Ottawa will issue an announcement on Afghan interpreters
The federal government is expected to respond to growing calls this morning to bring Afghan interpreters and their families to Canada.
The government is under pressure to help interpreters and other contractors who worked for the Canadian Armed Forces during the Afghanistan War. They are now facing retaliation and may even die due to the resurrection of the Taliban.
Earlier this month, Immigration Minister Marco Mendicino stated that his department is working with the Department of Global Affairs and the Canadian Ministry of Defense to finalize “an action plan for Afghan interpreters and local staff. And his family create a corridor”.
He, Secretary of Defense Harjit Sajjan and Secretary of Foreign Affairs Marc Garneau are scheduled to announce the news at 11 am Eastern Time.
During the war, Afghan interpreters worked with the Canadian military to connect them with local leaders, translate dialogues and help build local trust. Regarded as traitors by some in their country, The translator said that they live in an environment where they are afraid of being attacked or killed. Some people received threatening calls and letters promising that their family members would die and disfigured.

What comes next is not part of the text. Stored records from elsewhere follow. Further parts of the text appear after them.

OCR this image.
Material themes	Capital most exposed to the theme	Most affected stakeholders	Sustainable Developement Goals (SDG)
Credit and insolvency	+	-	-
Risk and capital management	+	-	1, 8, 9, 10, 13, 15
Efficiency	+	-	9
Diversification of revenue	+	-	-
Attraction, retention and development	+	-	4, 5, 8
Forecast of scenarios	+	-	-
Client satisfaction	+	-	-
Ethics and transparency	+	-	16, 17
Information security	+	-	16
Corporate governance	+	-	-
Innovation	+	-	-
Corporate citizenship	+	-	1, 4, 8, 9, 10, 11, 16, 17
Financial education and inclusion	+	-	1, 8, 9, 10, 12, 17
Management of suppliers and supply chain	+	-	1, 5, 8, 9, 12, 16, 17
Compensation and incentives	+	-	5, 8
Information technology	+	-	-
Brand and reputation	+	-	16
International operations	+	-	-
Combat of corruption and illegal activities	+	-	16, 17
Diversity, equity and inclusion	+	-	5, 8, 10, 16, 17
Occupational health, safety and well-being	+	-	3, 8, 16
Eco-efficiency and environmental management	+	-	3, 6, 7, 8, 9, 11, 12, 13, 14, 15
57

2009, Canada Provided asylum for approximately 800 interpreters Worried about their lives in Afghanistan, but the plan has strict standards, which means that two-thirds of Afghans who apply for asylum are turned away, according to data compiled by the Canadian Press.
To qualify for the old program, these consultants must prove that they worked for the Canadian military, diplomats, or contractors for 12 consecutive months between October 2007 and July 2011.
This excludes many interpreters. Canada first deployed special forces to Afghanistan in the fall of 2001, then deployed a battle group in 2002, then performed missions in Kabul, and then returned to Kandahar in 2006.
Opposition party urges swift action
Federal New Democratic Party defense critic Randall Garrison worked for Amnesty International in Afghanistan before becoming a politician, and he has been urging the government to act quickly.
He told CBC: “If you monitor the situation, it will eventually lead to the death of the interpreter and their families, not safety.” current Earlier this month.
The Conservative Party also supports calls for the government to repatriate vulnerable groups.
“These brave Afghans risk their lives to help our military heroes,” Conservative Party leader Irene O’Toole said in a statement. “We abandoned them when they needed it. This is obviously non-Canadian and wrong.”
Canada’s military intervention in Afghanistan officially ended in 2014.